One of the new central bodies that has the objective of handling criminal proceedings against Polish judges is the Internal Affairs Department of the State Prosecution Service, which was established in 2016 to conduct and supervise preparatory proceedings in cases of intentional crimes committed by judges and prosecutors.
The systemic position of the Internal Affairs Department of the State Prosecution Service not only satisfies the criteria of its inconsistency with European Union law in the light of the ruling of the CJEU of 18 May 2021 (joined cases C-83/19 and others) as it has the exclusive right to prosecute judges and prosecutors, its establishment was not justified by a real need, and the extent of its subordination to an active politician of the ruling camp – Minister of Justice/Prosecutor General Zbigniew Ziobro – is indisputable (he appoints prosecutors who are members of the Department, as well as being able to dismiss them, and give them direct instructions on individual procedural actions).

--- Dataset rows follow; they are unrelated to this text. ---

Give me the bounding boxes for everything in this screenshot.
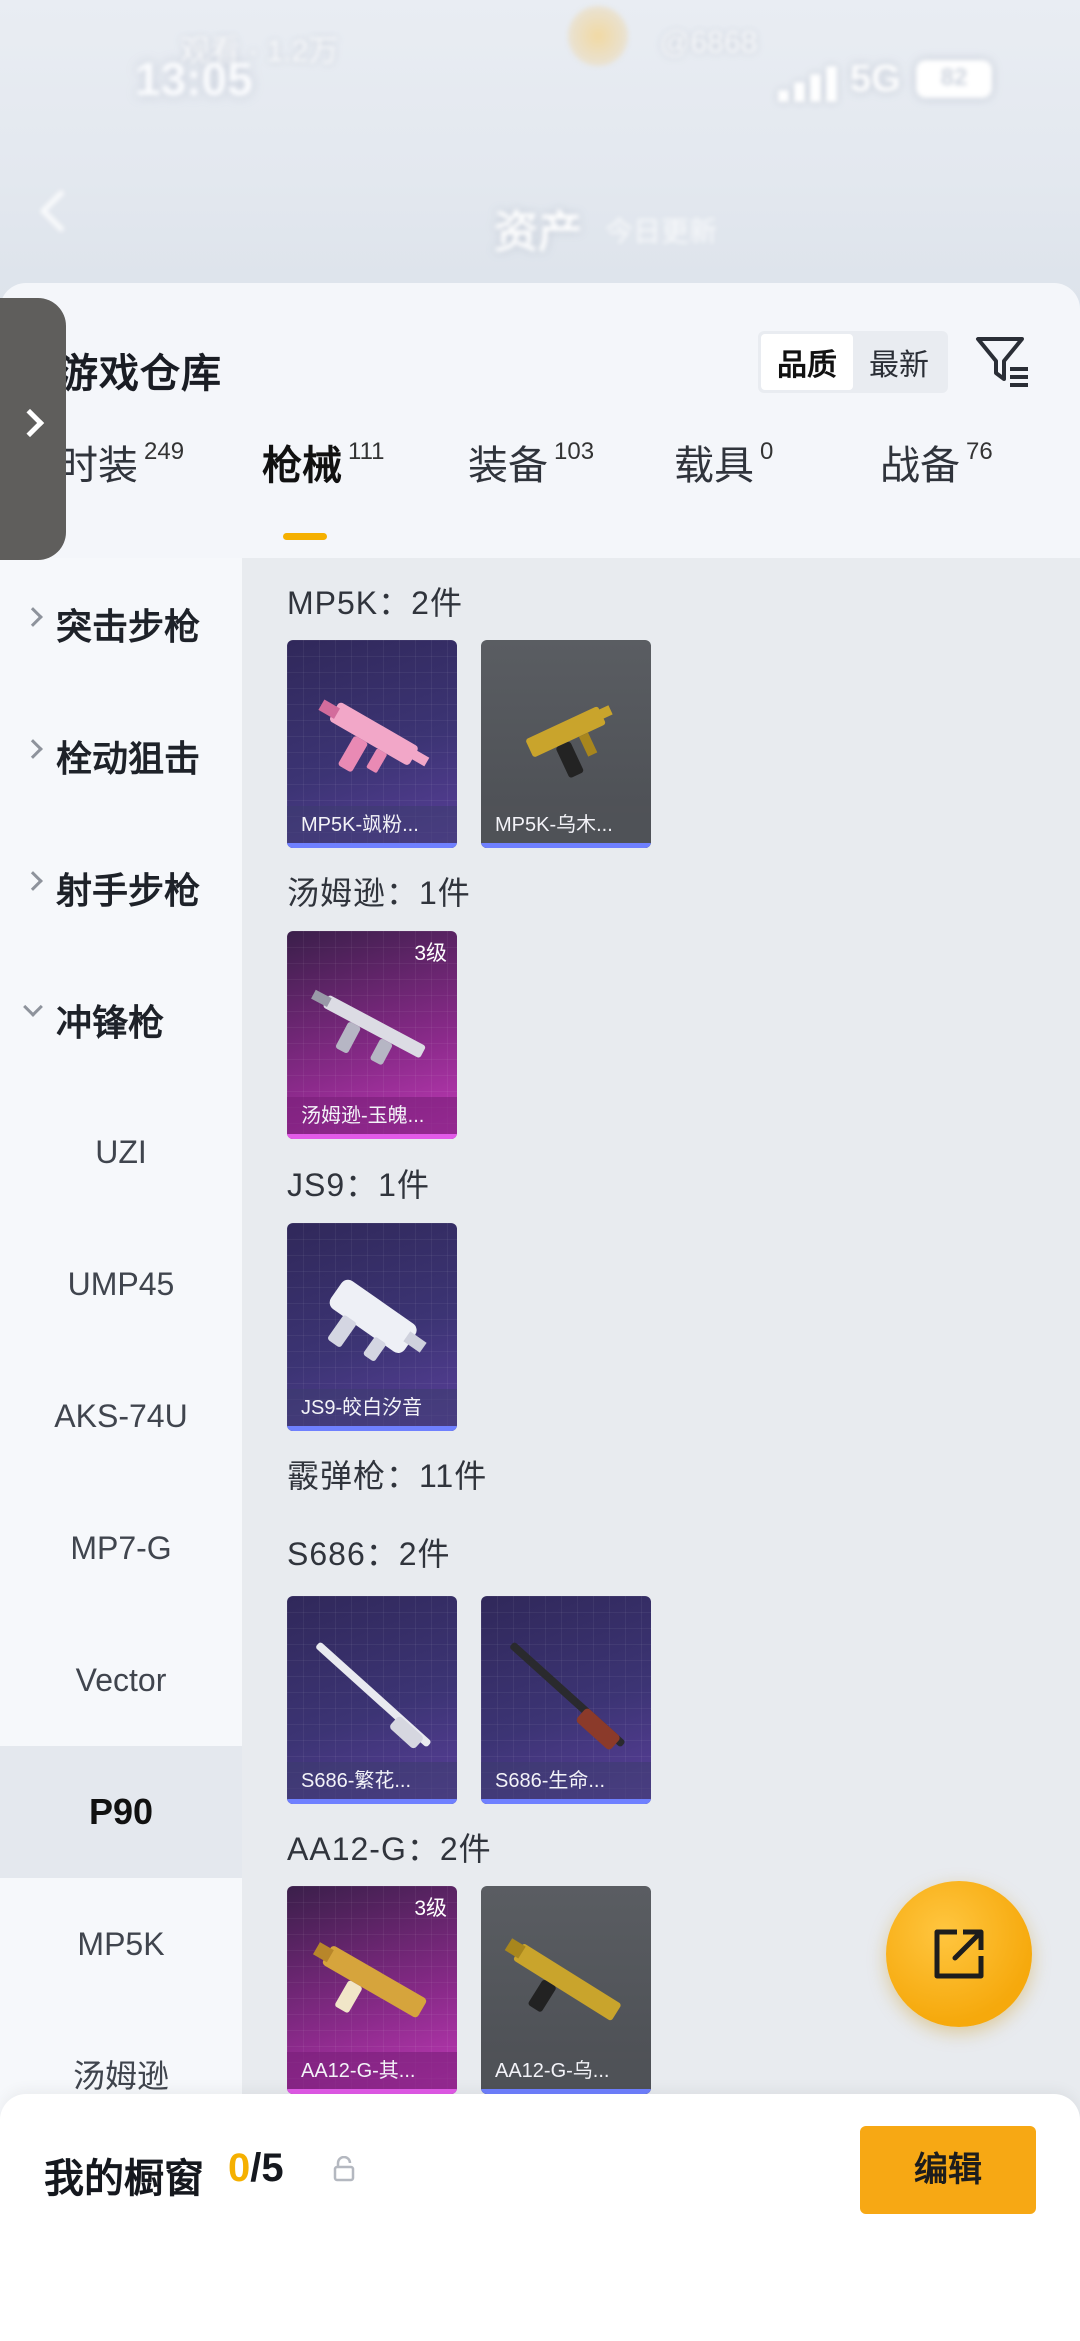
category-marksman-rifle[interactable]: 射手步枪 (0, 822, 242, 954)
tab-label: 战备 (880, 444, 960, 488)
tab-bar: 时装 249 枪械 111 装备 103 载具 0 战备 76 (0, 433, 1080, 523)
nav-subtitle: 今日更新 (605, 216, 718, 247)
group-title-js9: JS9：1件 (287, 1167, 430, 1203)
group-title-aa12g: AA12-G：2件 (287, 1831, 492, 1867)
warehouse-title: 游戏仓库 (58, 352, 222, 396)
tab-label: 时装 (58, 444, 138, 488)
item-name: AA12-G-乌... (481, 2052, 651, 2094)
item-name: JS9-皎白汐音 (287, 1389, 457, 1431)
item-name: S686-繁花... (287, 1762, 457, 1804)
item-card[interactable]: 3级 汤姆逊-玉魄... (287, 931, 457, 1139)
item-card[interactable]: MP5K-乌木... (481, 640, 651, 848)
item-name: S686-生命... (481, 1762, 651, 1804)
ghost-text-right: @6868 (660, 26, 758, 59)
item-name: AA12-G-其... (287, 2052, 457, 2094)
status-header-area: 观看 · 1.2万 @6868 13:05 5G 82 资产 今日更新 (0, 0, 1080, 300)
back-chevron-icon[interactable] (39, 189, 83, 233)
showcase-count: 0/5 (228, 2146, 284, 2191)
group-title-mp5k: MP5K：2件 (287, 585, 463, 621)
group-title-thompson: 汤姆逊：1件 (287, 875, 471, 911)
item-card[interactable]: MP5K-飒粉... (287, 640, 457, 848)
tab-label: 载具 (674, 444, 754, 488)
subcategory-uzi[interactable]: UZI (0, 1086, 242, 1218)
category-bolt-sniper[interactable]: 栓动狙击 (0, 690, 242, 822)
expand-handle-icon[interactable] (0, 298, 66, 560)
item-name: 汤姆逊-玉魄... (287, 1097, 457, 1139)
item-grid: MP5K：2件 MP5K-飒粉... MP5K-乌木... 汤姆逊：1件 3级 … (242, 558, 1080, 2341)
showcase-separator: / (250, 2146, 262, 2190)
subcategory-mp5k[interactable]: MP5K (0, 1878, 242, 2010)
item-card[interactable]: AA12-G-乌... (481, 1886, 651, 2094)
page-title: 资产 (494, 208, 582, 257)
category-assault-rifle[interactable]: 突击步枪 (0, 558, 242, 690)
expand-arrow (15, 408, 45, 438)
ghost-avatar (568, 6, 628, 66)
network-type: 5G (850, 58, 901, 100)
warehouse-sheet: 游戏仓库 品质 最新 时装 249 枪械 111 装备 103 载具 0 战备 76 突击… (0, 283, 1080, 2341)
chevron-right-icon (23, 607, 43, 627)
tab-label: 装备 (468, 444, 548, 488)
status-time: 13:05 (135, 53, 253, 105)
category-label: 突击步枪 (56, 606, 201, 647)
sort-toggle: 品质 最新 (758, 331, 948, 393)
sort-newest[interactable]: 最新 (853, 334, 945, 390)
tab-count: 111 (348, 437, 385, 465)
share-button[interactable] (886, 1881, 1032, 2027)
group-title-shotgun: 霰弹枪：11件 (287, 1458, 488, 1494)
sort-quality[interactable]: 品质 (761, 334, 853, 390)
item-card[interactable]: S686-生命... (481, 1596, 651, 1804)
group-title-s686: S686：2件 (287, 1536, 451, 1572)
subcategory-vector[interactable]: Vector (0, 1614, 242, 1746)
tab-count: 0 (760, 437, 774, 465)
lock-icon (333, 2156, 355, 2182)
item-name: MP5K-飒粉... (287, 806, 457, 848)
showcase-current: 0 (228, 2146, 251, 2190)
tab-label: 枪械 (262, 444, 342, 488)
battery-icon: 82 (916, 60, 992, 98)
category-label: 栓动狙击 (56, 738, 201, 779)
filter-icon[interactable] (972, 329, 1032, 389)
subcategory-p90[interactable]: P90 (0, 1746, 242, 1878)
battery-level: 82 (940, 64, 968, 91)
item-name: MP5K-乌木... (481, 806, 651, 848)
item-card[interactable]: 3级 AA12-G-其... (287, 1886, 457, 2094)
category-label: 冲锋枪 (56, 1002, 165, 1043)
category-list: 突击步枪 栓动狙击 射手步枪 冲锋枪 UZI UMP45 AKS-74U MP7… (0, 558, 242, 2341)
category-label: 射手步枪 (56, 870, 201, 911)
tab-supplies[interactable]: 战备 76 (880, 433, 993, 491)
share-icon (934, 1929, 984, 1979)
chevron-right-icon (23, 739, 43, 759)
tab-vehicles[interactable]: 载具 0 (674, 433, 773, 491)
tab-count: 249 (144, 437, 185, 465)
chevron-right-icon (23, 871, 43, 891)
active-tab-indicator (283, 533, 327, 540)
tab-count: 76 (966, 437, 993, 465)
category-smg[interactable]: 冲锋枪 (0, 954, 242, 1086)
item-card[interactable]: JS9-皎白汐音 (287, 1223, 457, 1431)
tab-guns[interactable]: 枪械 111 (262, 433, 384, 491)
edit-button[interactable]: 编辑 (860, 2126, 1036, 2214)
showcase-max: 5 (261, 2146, 284, 2190)
subcategory-mp7g[interactable]: MP7-G (0, 1482, 242, 1614)
tab-count: 103 (554, 437, 595, 465)
tab-outfit[interactable]: 时装 249 (58, 433, 184, 491)
tab-equipment[interactable]: 装备 103 (468, 433, 594, 491)
signal-icon (778, 62, 848, 102)
showcase-bar: 我的橱窗 0/5 编辑 (0, 2094, 1080, 2341)
subcategory-ump45[interactable]: UMP45 (0, 1218, 242, 1350)
chevron-down-icon (23, 997, 43, 1017)
item-card[interactable]: S686-繁花... (287, 1596, 457, 1804)
subcategory-aks74u[interactable]: AKS-74U (0, 1350, 242, 1482)
showcase-label: 我的橱窗 (44, 2157, 204, 2201)
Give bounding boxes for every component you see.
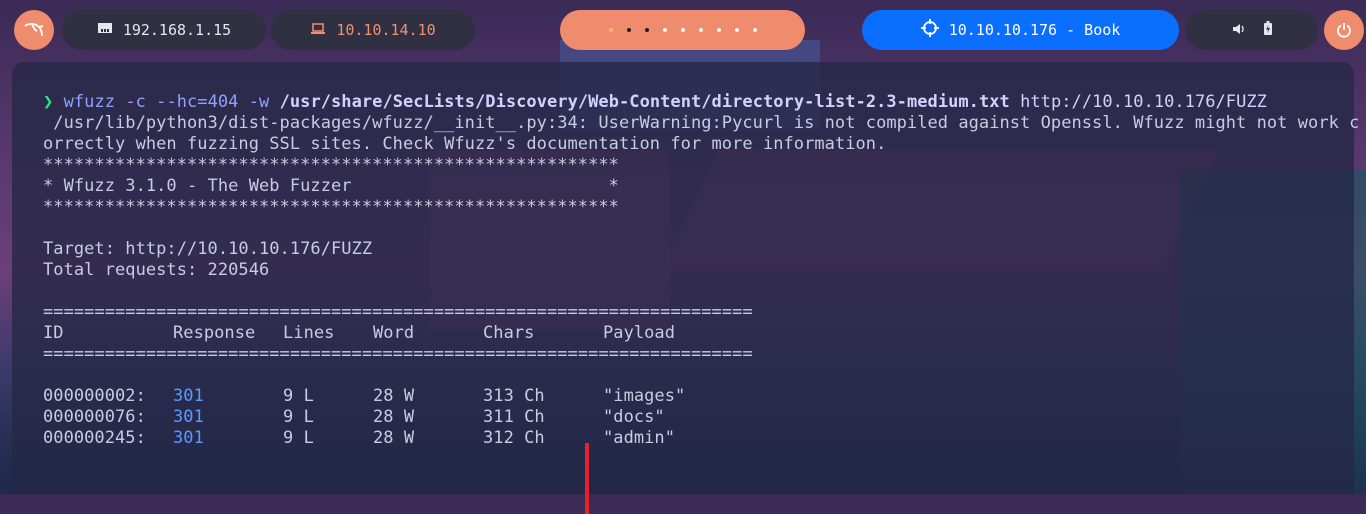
row-lines: 9 L: [283, 407, 314, 427]
command-line: ❯ wfuzz -c --hc=404 -w /usr/share/SecLis…: [43, 92, 1354, 113]
workspace-dot[interactable]: [716, 28, 721, 32]
top-bar: 192.168.1.15 10.10.14.10 10.10.10.176 - …: [0, 0, 1366, 60]
header-chars: Chars: [483, 323, 535, 343]
target-line: Target: http://10.10.10.176/FUZZ: [43, 239, 373, 259]
banner-stars: ****************************************…: [43, 155, 619, 175]
table-header: ID Response Lines Word Chars Payload: [43, 323, 1354, 344]
row-lines: 9 L: [283, 428, 314, 448]
vpn-ip-text: 10.10.14.10: [336, 21, 436, 39]
header-payload: Payload: [603, 323, 675, 343]
vpn-ip-widget[interactable]: 10.10.14.10: [271, 10, 475, 50]
prompt-symbol: ❯: [43, 92, 54, 112]
table-separator: ========================================…: [43, 344, 753, 364]
workspace-dot[interactable]: [608, 28, 613, 32]
workspace-dot[interactable]: [680, 28, 685, 32]
row-payload: "docs": [603, 407, 665, 427]
warning-line: /usr/lib/python3/dist-packages/wfuzz/__i…: [43, 113, 1360, 133]
workspace-dot[interactable]: [734, 28, 739, 32]
row-word: 28 W: [373, 407, 415, 427]
table-row: 000000002: 301 9 L 28 W 313 Ch "images": [43, 386, 1354, 407]
total-requests-line: Total requests: 220546: [43, 260, 270, 280]
workspace-dot[interactable]: [626, 28, 631, 32]
table-row: 000000076: 301 9 L 28 W 311 Ch "docs": [43, 407, 1354, 428]
header-response: Response: [173, 323, 256, 343]
row-response: 301: [173, 407, 204, 427]
network-card-icon: [97, 21, 113, 39]
banner-title: * Wfuzz 3.1.0 - The Web Fuzzer *: [43, 176, 619, 196]
workspace-dot-active[interactable]: [644, 28, 649, 32]
header-word: Word: [373, 323, 415, 343]
speaker-icon[interactable]: [1232, 21, 1246, 39]
dragon-glyph: [24, 22, 44, 37]
target-widget[interactable]: 10.10.10.176 - Book: [862, 10, 1179, 50]
header-lines: Lines: [283, 323, 335, 343]
row-word: 28 W: [373, 386, 415, 406]
workspace-dot[interactable]: [698, 28, 703, 32]
row-id: 000000002:: [43, 386, 146, 406]
crosshair-icon: [920, 19, 939, 41]
row-response: 301: [173, 386, 204, 406]
command-flags: -c --hc=404 -w: [115, 92, 280, 112]
row-lines: 9 L: [283, 386, 314, 406]
header-id: ID: [43, 323, 64, 343]
row-id: 000000245:: [43, 428, 146, 448]
workspace-dot[interactable]: [662, 28, 667, 32]
row-word: 28 W: [373, 428, 415, 448]
table-separator: ========================================…: [43, 302, 753, 322]
local-ip-widget[interactable]: 192.168.1.15: [62, 10, 266, 50]
laptop-icon: [310, 21, 326, 39]
banner-stars: ****************************************…: [43, 197, 619, 217]
battery-icon[interactable]: [1263, 21, 1272, 39]
power-icon[interactable]: [1324, 10, 1364, 50]
power-glyph: [1337, 23, 1351, 38]
row-chars: 311 Ch: [483, 407, 545, 427]
row-payload: "images": [603, 386, 686, 406]
row-chars: 313 Ch: [483, 386, 545, 406]
workspace-dot[interactable]: [752, 28, 757, 32]
row-id: 000000076:: [43, 407, 146, 427]
workspace-switcher[interactable]: [560, 10, 805, 50]
command-wordlist: /usr/share/SecLists/Discovery/Web-Conten…: [279, 92, 1010, 112]
command-url: http://10.10.10.176/FUZZ: [1009, 92, 1267, 112]
row-response: 301: [173, 428, 204, 448]
warning-line: orrectly when fuzzing SSL sites. Check W…: [43, 134, 887, 154]
table-row: 000000245: 301 9 L 28 W 312 Ch "admin": [43, 428, 1354, 449]
row-payload: "admin": [603, 428, 675, 448]
command-name: wfuzz: [63, 92, 116, 112]
terminal-window[interactable]: ❯ wfuzz -c --hc=404 -w /usr/share/SecLis…: [12, 62, 1360, 514]
highlight-bar: [585, 443, 589, 514]
local-ip-text: 192.168.1.15: [122, 21, 232, 39]
kali-dragon-icon[interactable]: [14, 10, 54, 50]
target-text: 10.10.10.176 - Book: [948, 21, 1121, 39]
system-tray: [1185, 10, 1318, 50]
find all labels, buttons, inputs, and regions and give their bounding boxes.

Not only does the systemic position of the Departmentconfirm its inconsistency with European law, but so does way it has operated to date. Chapter VI of this report contains a description of the proceedings conducted by the Division against a number of judges and 3 prosecutors. Even without reviewing the files, some of these proceedings can be assessed as manifestly unfounded (such as the proceedings against Judge Tuleya, Judge Majcher, Prosecutor Pionka, four judges of the Supreme Court, or the questioning of a number of judges in the Kraków courts), while the legitimacy of others raises very serious doubts (such as the proceedings against Judge Morawiec and Prosecutor Gacek). The fact that some of the decisions of the Disciplinary Chamber of the Supreme Court, which, although very submissive to the ruling camp, eventually restored Judge Morawiec’s immunity and did not agree to Judge Tuleya being forcibly brought in for questioning is even evidence that the grounds for these proceedings are highly questionable.
Undoubtedly, the common denominator of all the judges and prosecutors described in Chapter VI is the fact that, in the past, they issued decisions that were unfavourable to the ruling camp and were subsequently prosecuted by the Internal Affairs Department. The Department also manifests its ability to creatively seek opportunities to bring charges by trawling through files (see subchapter VI.9), and to “sweep a case under the carpet” when it involves a judge who actively cooperates with the politicians in destroying the independence of the judiciary (see subchapter VI.10).
In the light of the above arguments, the author of this report is of the opinion that the European Commission has all the grounds for initiating infringement proceedings against the Internal Affairs Department of the State Prosecution Service before the CJEU.